PH.D DEFENCE - PUBLIC SEMINAR

Semantic Knowledge Representation and Acquisition

Speaker
Ms. Guo Jia
Advisor
Dr Stanley Kok, Assistant Professor, School of Computing


25 Apr 2024 Thursday, 03:00 PM to 04:30 PM

SR12, COM3 01-21

Abstract:

This thesis aims to develop a series of methods that automatically extract entities and relationships from unstructured corpora, and effectively represent the structured semantic data, supporting the process of knowledge discovery, knowledge management, and knowledge utilization in intelligent information systems.

In the first study of this thesis, we proposed a novel biquaternion-based knowledge graph embedding method, which integrated multiple geometric transformations, viz., scaling, translation, Euclidean rotation, and hyperbolic rotation, enhancing the representation and reasoning efficacy for various relation patterns.

To facilitate the discovery of relational knowledge, we developed a novel framework for document-level relation extraction, which aimed to achieve better integration of both discriminability and robustness. Specifically, our loss function endowed high discriminability to both probabilistic outputs and internal representations. We also innovatively customized entropy minimization and supervised contrastive learning to address multi-label and long-tailed learning problems.

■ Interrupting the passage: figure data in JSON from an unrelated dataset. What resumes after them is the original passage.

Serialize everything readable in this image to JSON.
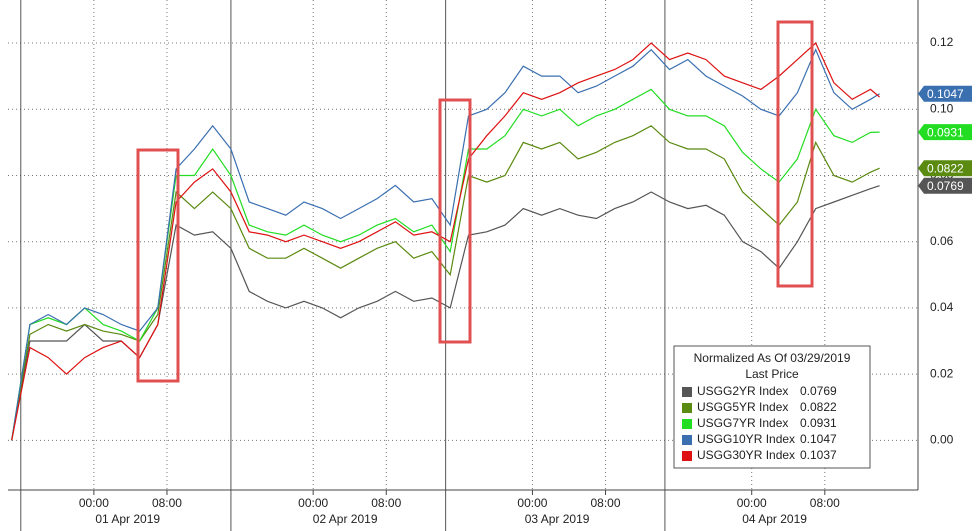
{
  "chart_data": {
    "type": "line",
    "x": [
      -9,
      -7,
      -5,
      -3,
      -1,
      1,
      3,
      5,
      7,
      9,
      11,
      13,
      15,
      17,
      19,
      21,
      23,
      25,
      27,
      29,
      31,
      33,
      35,
      37,
      39,
      41,
      43,
      45,
      47,
      49,
      51,
      53,
      55,
      57,
      59,
      61,
      63,
      65,
      67,
      69,
      71,
      73,
      75,
      77,
      79,
      81,
      83,
      85,
      86
    ],
    "xlim": [
      -9.4,
      90.2
    ],
    "xticks": [
      {
        "value": 0,
        "label": "00:00"
      },
      {
        "value": 8,
        "label": "08:00"
      },
      {
        "value": 24,
        "label": "00:00"
      },
      {
        "value": 32,
        "label": "08:00"
      },
      {
        "value": 48,
        "label": "00:00"
      },
      {
        "value": 56,
        "label": "08:00"
      },
      {
        "value": 72,
        "label": "00:00"
      },
      {
        "value": 80,
        "label": "08:00"
      }
    ],
    "x_day_labels": [
      {
        "value": 3.7,
        "label": "01 Apr 2019"
      },
      {
        "value": 27.5,
        "label": "02 Apr 2019"
      },
      {
        "value": 50.7,
        "label": "03 Apr 2019"
      },
      {
        "value": 74.5,
        "label": "04 Apr 2019"
      }
    ],
    "x_separators": [
      -8,
      15,
      38.5,
      62.5
    ],
    "ylim": [
      -0.015,
      0.133
    ],
    "yticks": [
      {
        "value": 0,
        "label": "0.00"
      },
      0.02,
      0.04,
      0.06,
      0.08,
      {
        "value": 0.1,
        "label": "0.10"
      },
      0.12
    ],
    "grid": true,
    "legend_title": "Normalized As Of 03/29/2019",
    "legend_subtitle": "Last Price",
    "legend_position": "lower right",
    "series": [
      {
        "name": "USGG2YR Index",
        "color": "#555555",
        "last_price": 0.0769,
        "tag": true,
        "values": [
          0.0,
          0.03,
          0.03,
          0.03,
          0.035,
          0.03,
          0.03,
          0.025,
          0.035,
          0.065,
          0.062,
          0.063,
          0.058,
          0.045,
          0.042,
          0.04,
          0.042,
          0.04,
          0.037,
          0.04,
          0.042,
          0.045,
          0.042,
          0.043,
          0.04,
          0.062,
          0.063,
          0.065,
          0.07,
          0.068,
          0.07,
          0.068,
          0.067,
          0.07,
          0.072,
          0.075,
          0.072,
          0.07,
          0.071,
          0.068,
          0.06,
          0.057,
          0.052,
          0.06,
          0.07,
          0.072,
          0.074,
          0.076,
          0.0769
        ]
      },
      {
        "name": "USGG5YR Index",
        "color": "#5a8a10",
        "last_price": 0.0822,
        "tag": true,
        "values": [
          0.0,
          0.032,
          0.035,
          0.033,
          0.035,
          0.033,
          0.032,
          0.03,
          0.038,
          0.075,
          0.07,
          0.075,
          0.07,
          0.058,
          0.055,
          0.055,
          0.058,
          0.055,
          0.052,
          0.055,
          0.058,
          0.06,
          0.055,
          0.057,
          0.05,
          0.08,
          0.078,
          0.08,
          0.09,
          0.088,
          0.09,
          0.085,
          0.087,
          0.09,
          0.092,
          0.095,
          0.09,
          0.088,
          0.088,
          0.085,
          0.075,
          0.07,
          0.065,
          0.072,
          0.09,
          0.08,
          0.078,
          0.081,
          0.0822
        ]
      },
      {
        "name": "USGG7YR Index",
        "color": "#22dd22",
        "last_price": 0.0931,
        "tag": true,
        "values": [
          0.0,
          0.035,
          0.037,
          0.035,
          0.04,
          0.035,
          0.033,
          0.03,
          0.04,
          0.08,
          0.08,
          0.088,
          0.08,
          0.065,
          0.063,
          0.062,
          0.065,
          0.062,
          0.06,
          0.062,
          0.065,
          0.067,
          0.063,
          0.065,
          0.057,
          0.088,
          0.088,
          0.092,
          0.1,
          0.098,
          0.1,
          0.095,
          0.098,
          0.1,
          0.103,
          0.106,
          0.1,
          0.098,
          0.098,
          0.095,
          0.087,
          0.082,
          0.078,
          0.085,
          0.1,
          0.092,
          0.09,
          0.093,
          0.0931
        ]
      },
      {
        "name": "USGG10YR Index",
        "color": "#3a6fb0",
        "last_price": 0.1047,
        "tag": true,
        "values": [
          0.0,
          0.035,
          0.038,
          0.035,
          0.04,
          0.038,
          0.035,
          0.033,
          0.04,
          0.082,
          0.088,
          0.095,
          0.088,
          0.072,
          0.07,
          0.068,
          0.072,
          0.07,
          0.067,
          0.07,
          0.073,
          0.077,
          0.072,
          0.073,
          0.065,
          0.098,
          0.1,
          0.105,
          0.113,
          0.11,
          0.11,
          0.105,
          0.107,
          0.11,
          0.113,
          0.118,
          0.112,
          0.115,
          0.11,
          0.107,
          0.104,
          0.1,
          0.098,
          0.105,
          0.118,
          0.105,
          0.1,
          0.103,
          0.1047
        ]
      },
      {
        "name": "USGG30YR Index",
        "color": "#dd1111",
        "last_price": 0.1037,
        "tag": false,
        "values": [
          0.0,
          0.028,
          0.025,
          0.02,
          0.025,
          0.028,
          0.03,
          0.025,
          0.035,
          0.072,
          0.078,
          0.082,
          0.075,
          0.063,
          0.062,
          0.06,
          0.062,
          0.06,
          0.058,
          0.06,
          0.063,
          0.066,
          0.062,
          0.063,
          0.06,
          0.085,
          0.092,
          0.098,
          0.105,
          0.103,
          0.105,
          0.108,
          0.11,
          0.112,
          0.115,
          0.12,
          0.115,
          0.117,
          0.115,
          0.11,
          0.108,
          0.106,
          0.11,
          0.115,
          0.12,
          0.108,
          0.103,
          0.106,
          0.1037
        ]
      }
    ]
  }
}
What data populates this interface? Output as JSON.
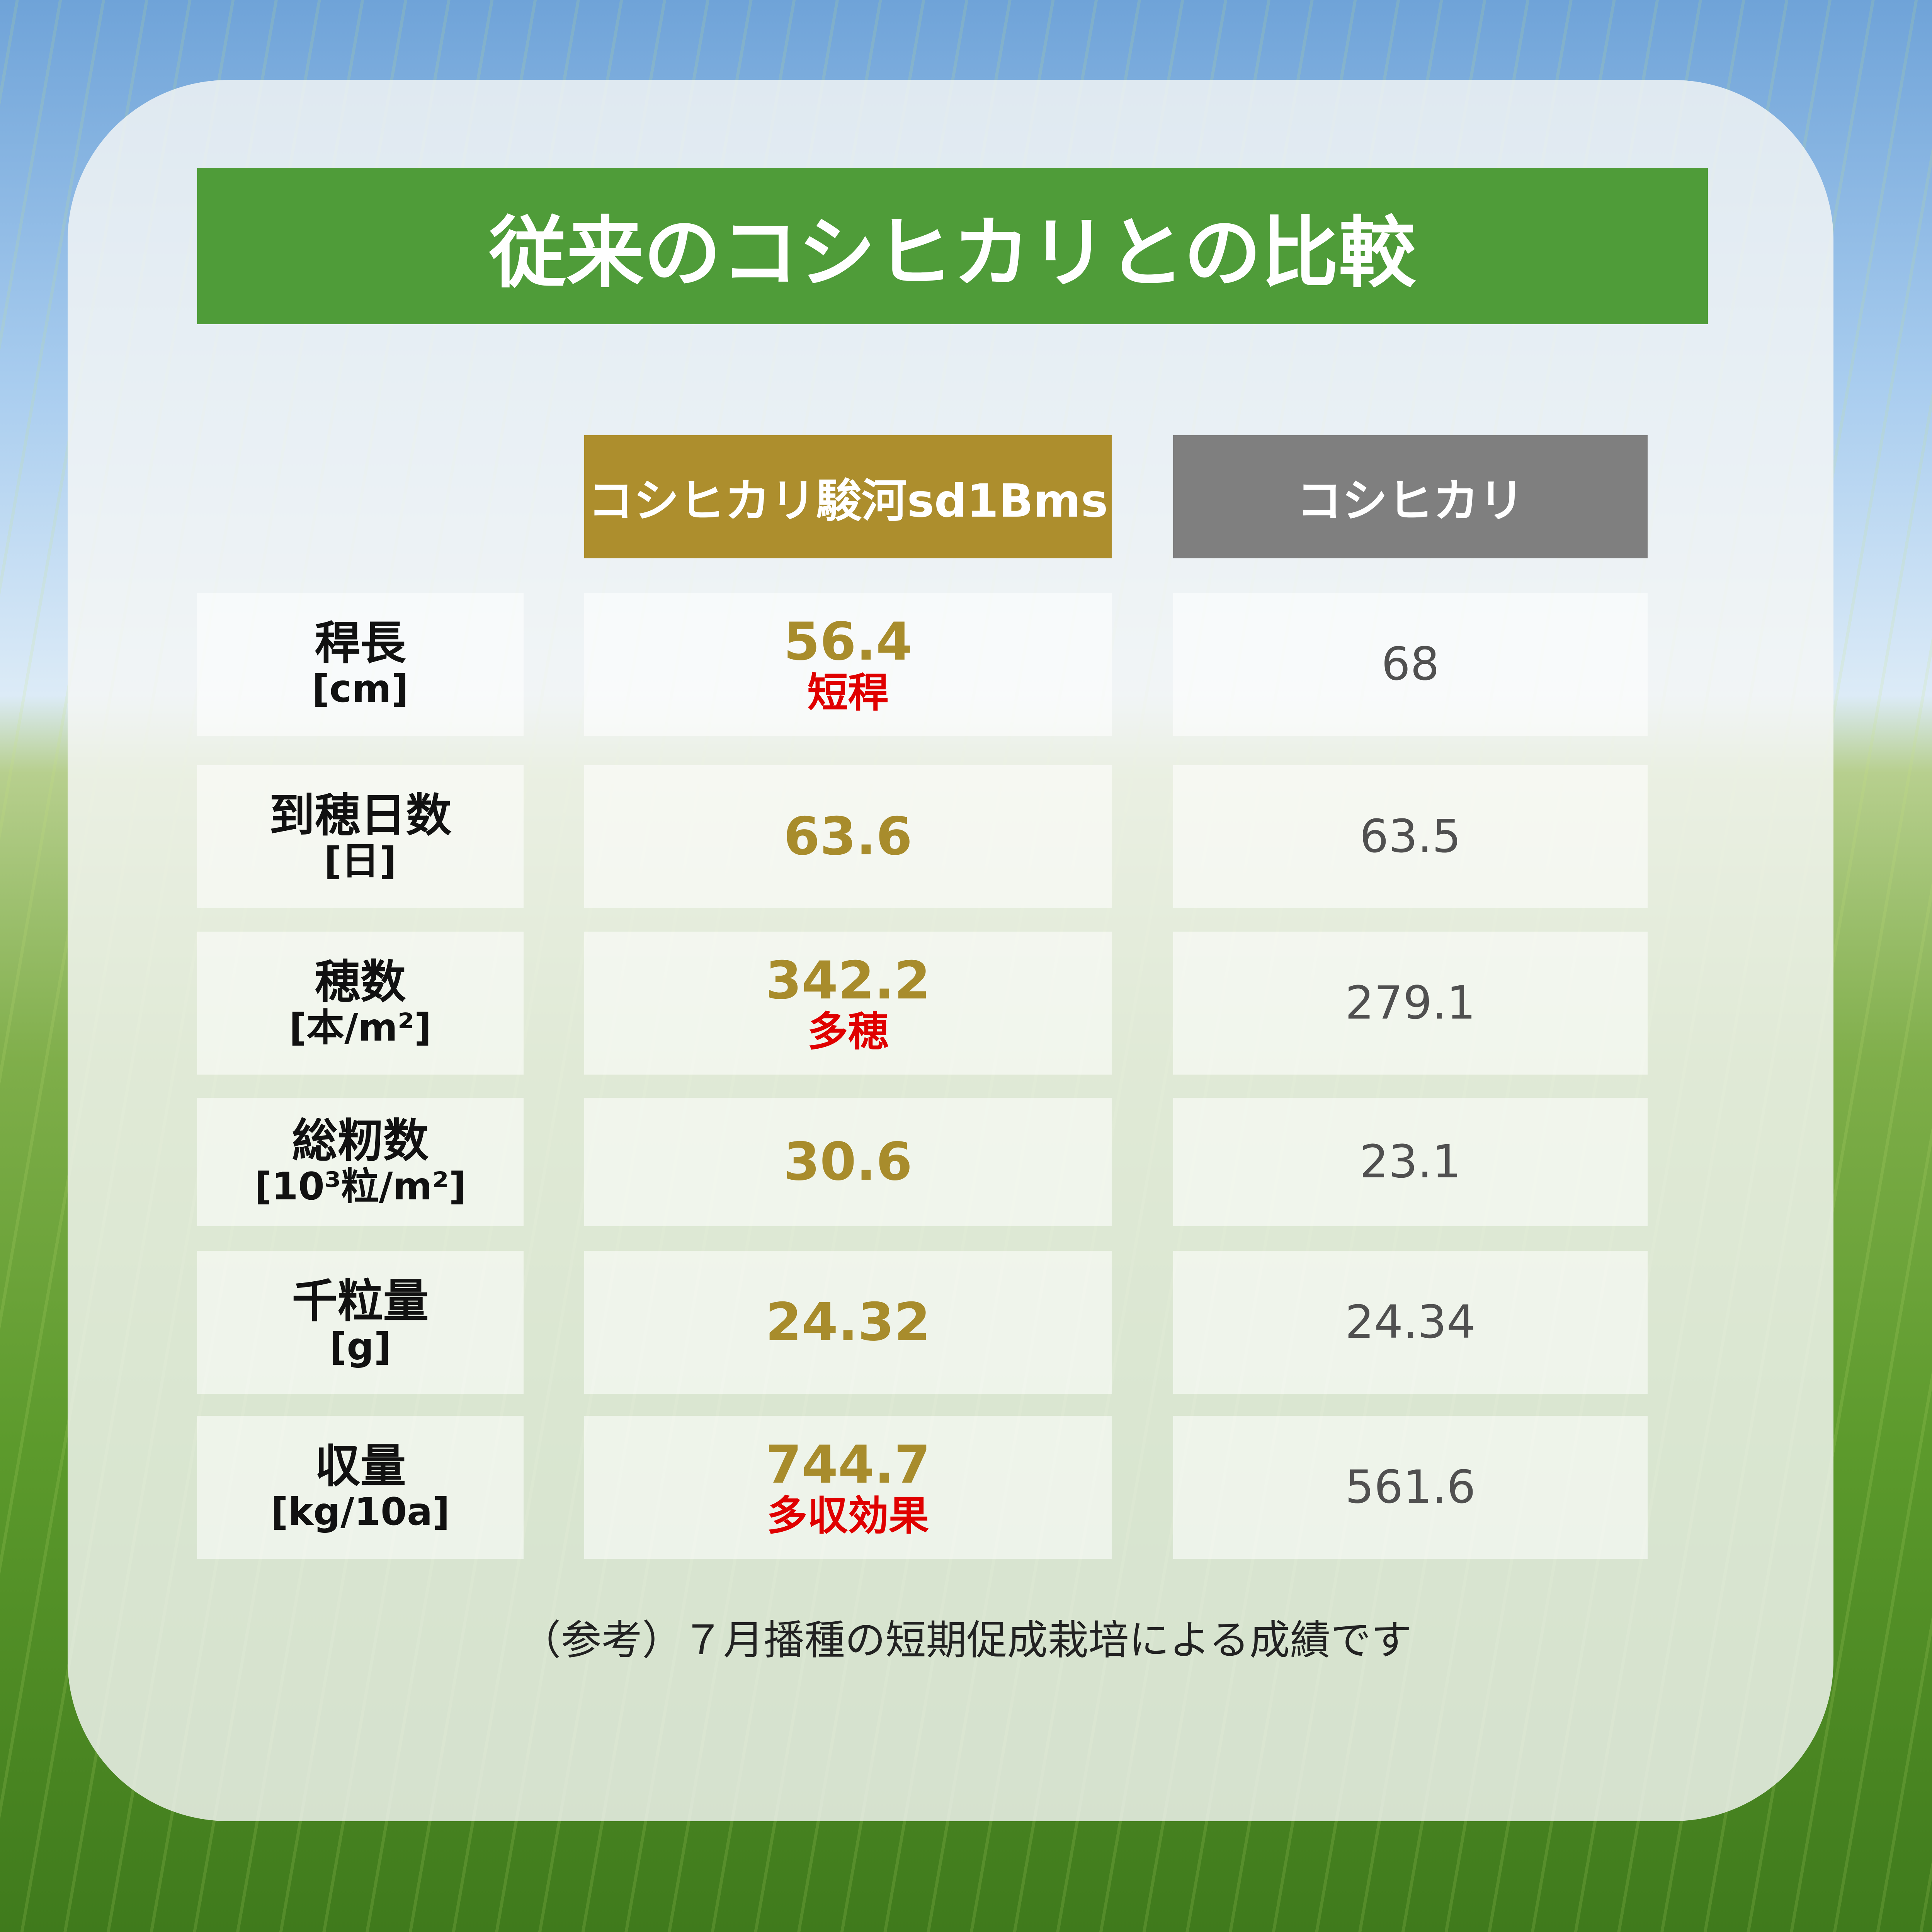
{
  "title": "従来のコシヒカリとの比較",
  "colors": {
    "title_bg": "#4f9c39",
    "col1_bg": "#ad8e2d",
    "col2_bg": "#7f7f7f",
    "value_accent": "#a88c2c",
    "note_red": "#e00000"
  },
  "columns": [
    {
      "label": "コシヒカリ駿河sd1Bms"
    },
    {
      "label": "コシヒカリ"
    }
  ],
  "rows": [
    {
      "name": "稈長",
      "unit": "[cm]",
      "new": "56.4",
      "note": "短稈",
      "old": "68"
    },
    {
      "name": "到穂日数",
      "unit": "[日]",
      "new": "63.6",
      "note": "",
      "old": "63.5"
    },
    {
      "name": "穂数",
      "unit": "[本/m²]",
      "new": "342.2",
      "note": "多穂",
      "old": "279.1"
    },
    {
      "name": "総籾数",
      "unit": "[10³粒/m²]",
      "new": "30.6",
      "note": "",
      "old": "23.1"
    },
    {
      "name": "千粒量",
      "unit": "[g]",
      "new": "24.32",
      "note": "",
      "old": "24.34"
    },
    {
      "name": "収量",
      "unit": "[kg/10a]",
      "new": "744.7",
      "note": "多収効果",
      "old": "561.6"
    }
  ],
  "footnote": "（参考）７月播種の短期促成栽培による成績です"
}
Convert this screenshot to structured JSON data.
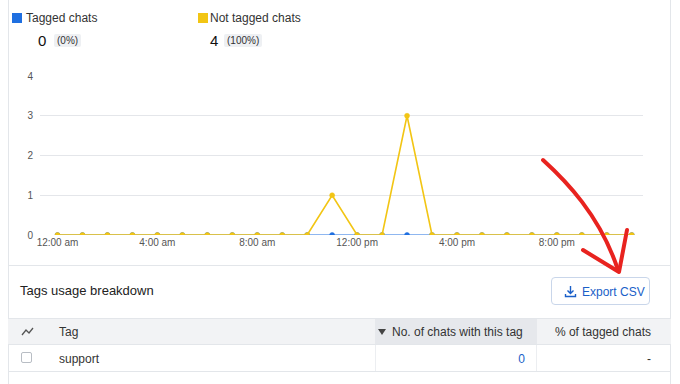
{
  "summary": [
    {
      "count": 0,
      "share": "(0%)"
    },
    {
      "count": 4,
      "share": "(100%)"
    }
  ],
  "chart_data": {
    "type": "line",
    "categories": [
      "12:00 am",
      null,
      null,
      null,
      "4:00 am",
      null,
      null,
      null,
      "8:00 am",
      null,
      null,
      null,
      "12:00 pm",
      null,
      null,
      null,
      "4:00 pm",
      null,
      null,
      null,
      "8:00 pm",
      null,
      null,
      null
    ],
    "series": [
      {
        "name": "Tagged chats",
        "color": "#1f6fe0",
        "values": [
          0,
          0,
          0,
          0,
          0,
          0,
          0,
          0,
          0,
          0,
          0,
          0,
          0,
          0,
          0,
          0,
          0,
          0,
          0,
          0,
          0,
          0,
          0,
          0
        ]
      },
      {
        "name": "Not tagged chats",
        "color": "#f2c514",
        "values": [
          0,
          0,
          0,
          0,
          0,
          0,
          0,
          0,
          0,
          0,
          0,
          1,
          0,
          0,
          3,
          0,
          0,
          0,
          0,
          0,
          0,
          0,
          0,
          0
        ]
      }
    ],
    "ylim": [
      0,
      4
    ],
    "yticks": [
      0,
      1,
      2,
      3,
      4
    ],
    "grid": true,
    "marker": "circle"
  },
  "breakdown": {
    "title": "Tags usage breakdown",
    "button": "Export CSV",
    "table": {
      "columns": [
        "Tag",
        "No. of chats with this tag",
        "% of tagged chats"
      ],
      "rows": [
        [
          "support",
          0,
          "-"
        ]
      ]
    }
  }
}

Lastly, we investigated how to automatically identify semantic nodes and relations from the argumentative corpus. We for the first time proposed a challenging argument quadruplet extraction task, which can provide an all-in-one extraction of four argumentative components, i.e., claims, evidence, evidence types, and stances. To support this task, we constructed a large-scale dataset and proposed a novel quad-tagging augmented generative approach. Extensive experiments demonstrated the empirical superiority of our proposed approaches over several strong baselines.